Lieu de la révélation
Il manque au moins une occurrence dans cette liste qui, pour attentive qu’elle soit, ne prétend
pas à l’exhaustivité. Elle est évoquée dans la seconde épître de Pierre : « Et cette voix, nous l’avons entendue venant du ciel, étant avec lui sur la sainte montagne », 2 Pierre 1.18 – Bible du centenaire, Société biblique de Paris. Dans les Évangiles synoptiques, la montagne où se déroule la Transfiguration renvoie à plusieurs acceptions déjà évoquées : Jésus s’y rend pour prier ; c’est aussi le lieu d’une révélation, d’où la voix céleste reprenant la parole du baptême.
Lieu à quitter
L’allemand a forgé le terme Montanwesen à partir du latin pour désigner la science de l’exploitation de la montagne.
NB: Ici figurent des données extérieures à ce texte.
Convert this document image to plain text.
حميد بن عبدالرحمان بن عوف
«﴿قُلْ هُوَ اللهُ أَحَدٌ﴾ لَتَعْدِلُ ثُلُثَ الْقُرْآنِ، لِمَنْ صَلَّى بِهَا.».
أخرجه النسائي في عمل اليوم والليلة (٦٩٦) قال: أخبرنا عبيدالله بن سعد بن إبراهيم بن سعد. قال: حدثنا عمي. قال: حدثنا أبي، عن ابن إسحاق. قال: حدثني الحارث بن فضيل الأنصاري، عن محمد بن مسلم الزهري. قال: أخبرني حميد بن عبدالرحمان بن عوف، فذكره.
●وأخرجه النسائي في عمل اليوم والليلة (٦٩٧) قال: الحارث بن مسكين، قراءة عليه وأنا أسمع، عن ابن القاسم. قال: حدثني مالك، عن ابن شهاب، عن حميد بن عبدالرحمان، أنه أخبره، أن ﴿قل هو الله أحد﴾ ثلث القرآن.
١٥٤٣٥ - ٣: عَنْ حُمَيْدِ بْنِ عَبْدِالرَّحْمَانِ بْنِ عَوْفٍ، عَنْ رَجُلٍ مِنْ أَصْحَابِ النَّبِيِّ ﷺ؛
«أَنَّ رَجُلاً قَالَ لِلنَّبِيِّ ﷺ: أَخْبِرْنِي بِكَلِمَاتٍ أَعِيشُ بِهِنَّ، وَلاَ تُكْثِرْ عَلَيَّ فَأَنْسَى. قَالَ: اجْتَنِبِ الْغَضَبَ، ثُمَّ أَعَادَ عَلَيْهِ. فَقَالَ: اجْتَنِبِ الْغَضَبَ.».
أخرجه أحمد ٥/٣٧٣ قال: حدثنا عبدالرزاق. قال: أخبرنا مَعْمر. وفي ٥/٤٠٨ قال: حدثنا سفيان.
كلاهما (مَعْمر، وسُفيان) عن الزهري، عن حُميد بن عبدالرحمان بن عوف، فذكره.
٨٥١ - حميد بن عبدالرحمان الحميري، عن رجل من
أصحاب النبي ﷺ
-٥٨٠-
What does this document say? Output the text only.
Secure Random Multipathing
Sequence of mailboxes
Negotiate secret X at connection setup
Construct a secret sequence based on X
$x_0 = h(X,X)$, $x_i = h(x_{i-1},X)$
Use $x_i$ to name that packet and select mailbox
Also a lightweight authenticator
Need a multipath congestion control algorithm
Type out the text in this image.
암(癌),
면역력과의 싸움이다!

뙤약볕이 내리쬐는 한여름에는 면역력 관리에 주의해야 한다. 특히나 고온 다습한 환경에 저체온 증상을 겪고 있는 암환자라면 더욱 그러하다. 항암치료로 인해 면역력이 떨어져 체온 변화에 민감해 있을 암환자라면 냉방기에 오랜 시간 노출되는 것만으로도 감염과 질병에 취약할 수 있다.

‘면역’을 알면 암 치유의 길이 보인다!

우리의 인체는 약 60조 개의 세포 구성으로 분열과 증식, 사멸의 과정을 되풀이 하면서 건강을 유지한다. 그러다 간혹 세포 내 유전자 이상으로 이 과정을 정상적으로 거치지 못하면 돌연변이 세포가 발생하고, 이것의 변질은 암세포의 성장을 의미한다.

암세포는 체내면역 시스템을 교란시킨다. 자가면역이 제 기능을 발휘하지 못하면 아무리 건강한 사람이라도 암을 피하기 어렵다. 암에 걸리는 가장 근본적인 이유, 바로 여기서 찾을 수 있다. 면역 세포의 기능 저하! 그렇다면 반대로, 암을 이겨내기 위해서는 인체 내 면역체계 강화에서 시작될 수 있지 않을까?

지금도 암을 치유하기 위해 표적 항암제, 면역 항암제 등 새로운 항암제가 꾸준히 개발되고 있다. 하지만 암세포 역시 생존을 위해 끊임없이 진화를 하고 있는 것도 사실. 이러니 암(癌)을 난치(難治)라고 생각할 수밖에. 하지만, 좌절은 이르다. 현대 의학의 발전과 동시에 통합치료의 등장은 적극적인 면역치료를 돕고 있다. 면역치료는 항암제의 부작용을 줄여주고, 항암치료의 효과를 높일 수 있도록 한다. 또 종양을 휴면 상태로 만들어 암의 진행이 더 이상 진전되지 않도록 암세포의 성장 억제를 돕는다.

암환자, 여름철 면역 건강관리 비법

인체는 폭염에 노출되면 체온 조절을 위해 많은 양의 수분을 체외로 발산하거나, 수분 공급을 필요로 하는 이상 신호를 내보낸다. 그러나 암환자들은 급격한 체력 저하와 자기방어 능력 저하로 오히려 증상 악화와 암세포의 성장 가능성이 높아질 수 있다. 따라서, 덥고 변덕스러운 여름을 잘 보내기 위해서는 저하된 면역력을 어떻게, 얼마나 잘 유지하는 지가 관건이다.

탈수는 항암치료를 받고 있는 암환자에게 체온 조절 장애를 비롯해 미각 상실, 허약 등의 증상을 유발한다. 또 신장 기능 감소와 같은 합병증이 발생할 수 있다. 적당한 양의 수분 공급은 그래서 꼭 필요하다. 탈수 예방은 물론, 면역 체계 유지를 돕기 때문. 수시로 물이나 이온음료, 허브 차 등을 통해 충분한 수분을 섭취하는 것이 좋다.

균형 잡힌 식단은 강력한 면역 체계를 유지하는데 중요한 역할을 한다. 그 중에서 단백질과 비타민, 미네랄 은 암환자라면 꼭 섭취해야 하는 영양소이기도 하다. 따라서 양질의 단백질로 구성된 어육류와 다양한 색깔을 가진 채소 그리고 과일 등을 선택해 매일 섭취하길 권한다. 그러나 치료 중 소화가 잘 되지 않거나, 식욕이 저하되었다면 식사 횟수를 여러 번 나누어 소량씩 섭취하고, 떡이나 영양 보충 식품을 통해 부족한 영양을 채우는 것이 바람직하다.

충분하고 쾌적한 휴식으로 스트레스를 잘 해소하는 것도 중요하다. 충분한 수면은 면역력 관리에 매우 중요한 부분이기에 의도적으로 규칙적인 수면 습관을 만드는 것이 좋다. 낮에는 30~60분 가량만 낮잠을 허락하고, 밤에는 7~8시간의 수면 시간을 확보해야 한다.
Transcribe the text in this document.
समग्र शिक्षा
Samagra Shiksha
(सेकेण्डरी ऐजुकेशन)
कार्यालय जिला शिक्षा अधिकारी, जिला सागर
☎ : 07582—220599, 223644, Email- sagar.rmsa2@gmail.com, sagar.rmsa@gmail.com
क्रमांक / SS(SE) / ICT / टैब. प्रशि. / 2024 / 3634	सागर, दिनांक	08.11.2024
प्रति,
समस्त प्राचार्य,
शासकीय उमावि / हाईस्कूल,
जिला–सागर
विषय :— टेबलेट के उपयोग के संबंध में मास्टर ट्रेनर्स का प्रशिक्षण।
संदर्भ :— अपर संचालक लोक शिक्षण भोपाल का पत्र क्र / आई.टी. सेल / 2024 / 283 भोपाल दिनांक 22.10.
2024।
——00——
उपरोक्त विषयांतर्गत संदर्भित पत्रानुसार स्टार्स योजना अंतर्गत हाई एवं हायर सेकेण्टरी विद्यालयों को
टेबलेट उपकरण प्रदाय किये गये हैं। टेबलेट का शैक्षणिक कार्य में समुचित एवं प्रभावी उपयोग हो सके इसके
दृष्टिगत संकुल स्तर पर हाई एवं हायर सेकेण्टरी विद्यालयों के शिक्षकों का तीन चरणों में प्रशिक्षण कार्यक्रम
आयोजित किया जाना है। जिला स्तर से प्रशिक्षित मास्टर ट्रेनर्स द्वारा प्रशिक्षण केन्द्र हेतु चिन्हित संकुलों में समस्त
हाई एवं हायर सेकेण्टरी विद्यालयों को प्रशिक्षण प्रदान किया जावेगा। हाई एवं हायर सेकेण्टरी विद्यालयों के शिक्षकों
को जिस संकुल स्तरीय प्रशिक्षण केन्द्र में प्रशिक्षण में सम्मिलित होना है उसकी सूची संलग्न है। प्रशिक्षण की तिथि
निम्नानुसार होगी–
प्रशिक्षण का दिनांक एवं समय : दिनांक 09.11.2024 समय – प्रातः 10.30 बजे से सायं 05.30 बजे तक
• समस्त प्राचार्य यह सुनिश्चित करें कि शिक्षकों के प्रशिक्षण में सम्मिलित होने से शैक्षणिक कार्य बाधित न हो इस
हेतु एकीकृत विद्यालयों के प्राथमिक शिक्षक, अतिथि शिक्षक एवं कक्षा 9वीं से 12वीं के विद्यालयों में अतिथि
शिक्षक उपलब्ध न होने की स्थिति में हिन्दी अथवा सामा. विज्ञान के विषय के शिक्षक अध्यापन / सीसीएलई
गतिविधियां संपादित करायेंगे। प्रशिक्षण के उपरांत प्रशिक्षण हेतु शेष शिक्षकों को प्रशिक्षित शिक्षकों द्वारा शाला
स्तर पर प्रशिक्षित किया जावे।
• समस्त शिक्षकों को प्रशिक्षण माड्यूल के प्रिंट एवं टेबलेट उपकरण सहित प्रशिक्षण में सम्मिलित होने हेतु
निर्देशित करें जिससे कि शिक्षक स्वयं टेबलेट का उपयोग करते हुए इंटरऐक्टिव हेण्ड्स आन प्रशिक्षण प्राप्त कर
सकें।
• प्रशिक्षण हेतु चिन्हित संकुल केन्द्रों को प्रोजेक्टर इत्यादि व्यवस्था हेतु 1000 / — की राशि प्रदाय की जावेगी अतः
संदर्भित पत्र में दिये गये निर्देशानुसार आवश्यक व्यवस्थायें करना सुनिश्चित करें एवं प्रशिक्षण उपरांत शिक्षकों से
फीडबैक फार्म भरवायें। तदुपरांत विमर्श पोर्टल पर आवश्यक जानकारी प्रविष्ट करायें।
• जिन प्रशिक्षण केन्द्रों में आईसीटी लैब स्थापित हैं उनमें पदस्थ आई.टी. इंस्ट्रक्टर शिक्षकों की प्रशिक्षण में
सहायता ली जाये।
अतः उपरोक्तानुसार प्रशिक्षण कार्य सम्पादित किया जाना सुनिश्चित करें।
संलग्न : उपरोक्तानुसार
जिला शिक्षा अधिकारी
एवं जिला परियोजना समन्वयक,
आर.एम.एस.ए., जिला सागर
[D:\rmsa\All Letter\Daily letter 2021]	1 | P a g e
Car depuis le XIXe siècle, le voyageur occidental n’est pas le seul à l’avoir conquis : l’industrie aussi. Que Pierre, dans le récit évangélique, soit empêché d’y planter des tentes devrait-il nous rendre attentif à ne pas la mutiler ? La conscience d’avoir assisté à un moment privilégié ne saurait pourtant figer les disciples. Ils redescendent dans la plaine, invités, en Marc et Matthieu, à garder le secret : la béatitude et le but ne sont pas encore atteints pour Jésus. La conscience que la fonte des glaciers aura des conséquences de plus en plus fâcheuses sur notre quotidien ne devrait pas non plus nous paralyser, mais orienter notre marche et nous donner la force de vivre les exodes nécessaires.